Я учился в техникуме, а Миша пошел в летную школу. Точнее, в летную школу мы пошли вдвоем, но его приняли, а меня забраковали. Я не гожусь ни в Морфлот, ни в авиацию. Мишу взяли. «А ты куда хочешь?» – «Тоже в летчики». Хорошо. Там такой круг, становишься на него, держишься за штангу. Глаза мне завязали, начали крутить. Потом – «Пройди туда». Я прошел. А мне: «Нет, в летчики ты не годишься». – «Как, Миша прошел, а я нет?» – «То Миша, а то Ваня». Я чуть не плачу. Ладно. Еще упражнение. Низкая скамейка, сел, он стал мне на носки – «Наклонись». Я – раз, два, три… А теперь – иди. И такая же история – не могу пройти прямо. Один майор спрашивает: «А куда-нибудь в авиацию его можно?» – «В связь можно». Так я попал в Харьковское военное училище связи. Миша учился в Харькове, и я учился в Харькове.
– Но, Иван Демьянович, нам придется вернуться в коммуну. Ведь вы там не только работали, но и учились.
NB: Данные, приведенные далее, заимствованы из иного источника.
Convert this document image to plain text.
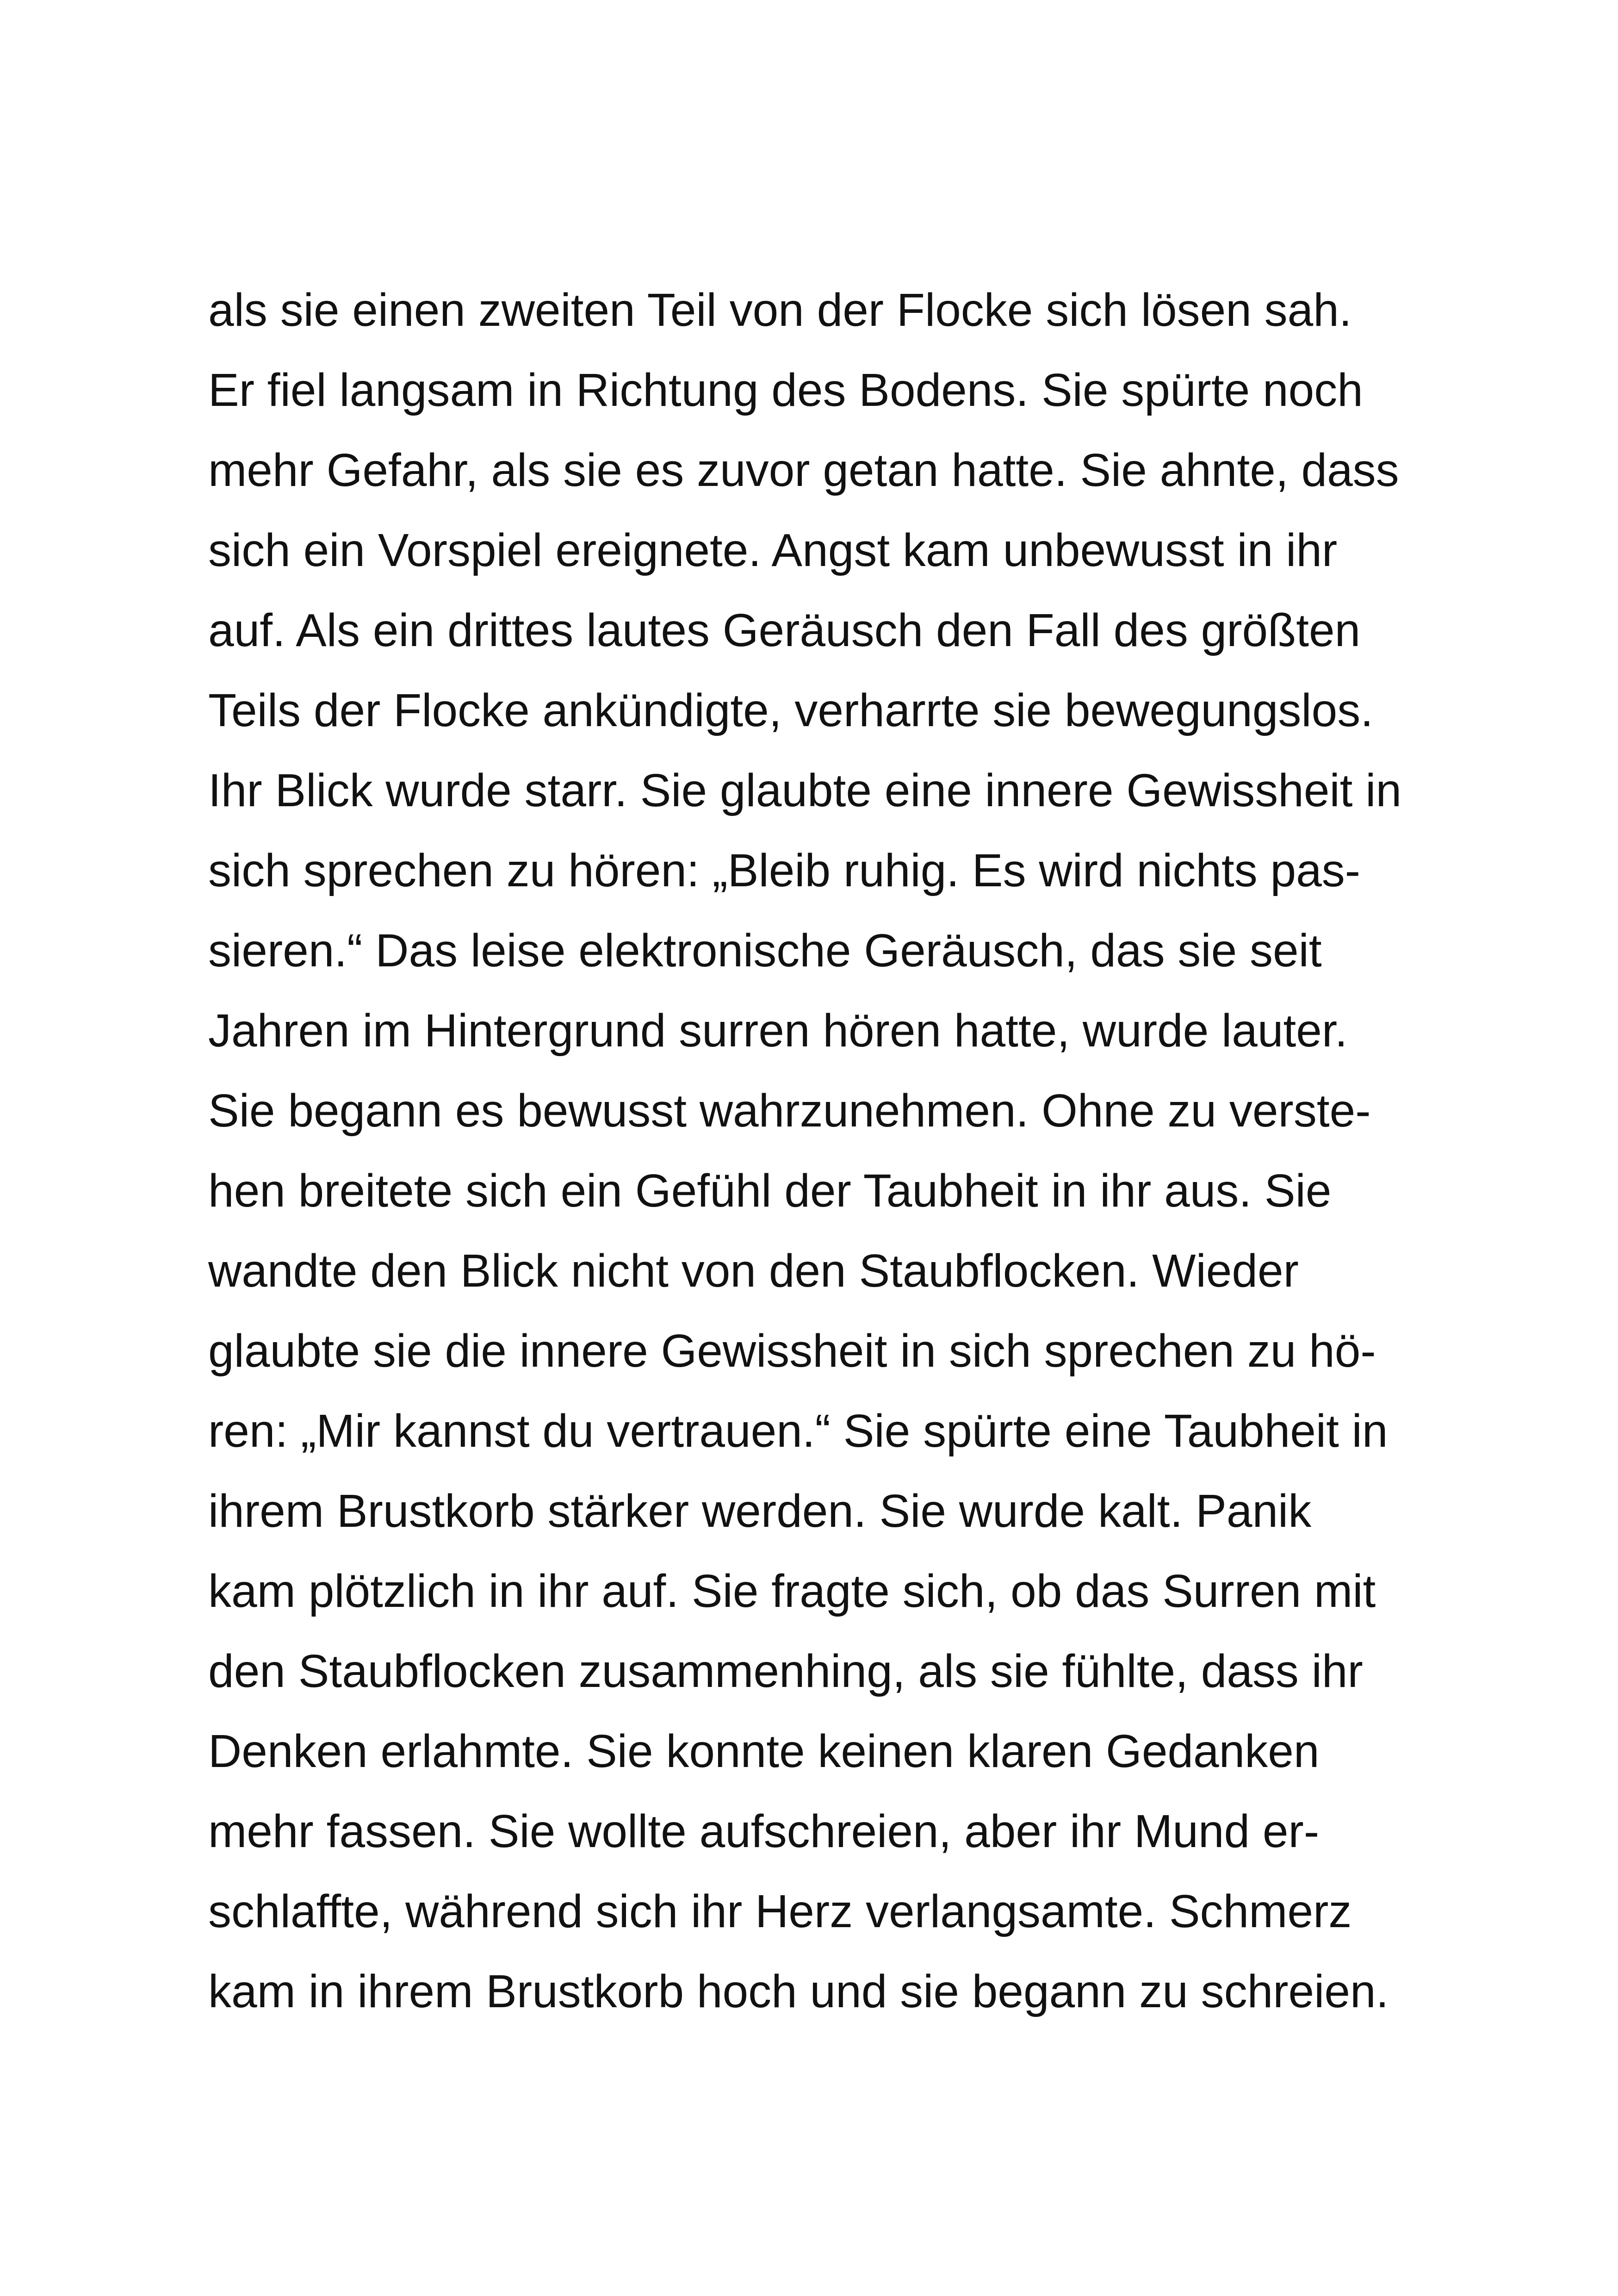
als sie einen zweiten Teil von der Flocke sich lösen sah.
Er fiel langsam in Richtung des Bodens. Sie spürte noch
mehr Gefahr, als sie es zuvor getan hatte. Sie ahnte, dass
sich ein Vorspiel ereignete. Angst kam unbewusst in ihr
auf. Als ein drittes lautes Geräusch den Fall des größten
Teils der Flocke ankündigte, verharrte sie bewegungslos.
Ihr Blick wurde starr. Sie glaubte eine innere Gewissheit in
sich sprechen zu hören: „Bleib ruhig. Es wird nichts pas-
sieren.“ Das leise elektronische Geräusch, das sie seit
Jahren im Hintergrund surren hören hatte, wurde lauter.
Sie begann es bewusst wahrzunehmen. Ohne zu verste-
hen breitete sich ein Gefühl der Taubheit in ihr aus. Sie
wandte den Blick nicht von den Staubflocken. Wieder
glaubte sie die innere Gewissheit in sich sprechen zu hö-
ren: „Mir kannst du vertrauen.“ Sie spürte eine Taubheit in
ihrem Brustkorb stärker werden. Sie wurde kalt. Panik
kam plötzlich in ihr auf. Sie fragte sich, ob das Surren mit
den Staubflocken zusammenhing, als sie fühlte, dass ihr
Denken erlahmte. Sie konnte keinen klaren Gedanken
mehr fassen. Sie wollte aufschreien, aber ihr Mund er-
schlaffte, während sich ihr Herz verlangsamte. Schmerz
kam in ihrem Brustkorb hoch und sie begann zu schreien.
– Да. Там был рабфак. Но сначала ходил в школу. Определяли, кому в какой класс. Задавали задачки. И решали: этого примерно в шестой класс, а того – в пятый. После школы закончил рабфак. Вот на фотографии Галочка Французова, наш друг. Девочка скромная, красивая, дочь капитана первого ранга, которого после революции матросы взяли и увели неведомо куда, сама она из Ленинграда, осталась с матерью. Она была очень грамотная, и почерк у нее был красивый. Как диктант, мы шепчем ей: «Галя, тут запятую нужно ставить?» Она нам подсказывала. Она училась в Харьковском медтехникуме, и мы с Мишей ее посещали. Потом разъехались. И когда мы освободили Харьков, я на аэродроме взял «полуторку», сам за руль, поехал к дому, где жила Галя Французова. И увидел одни развалины.
– Иван Демьянович, а вы в коммуне командиром отряда бывали?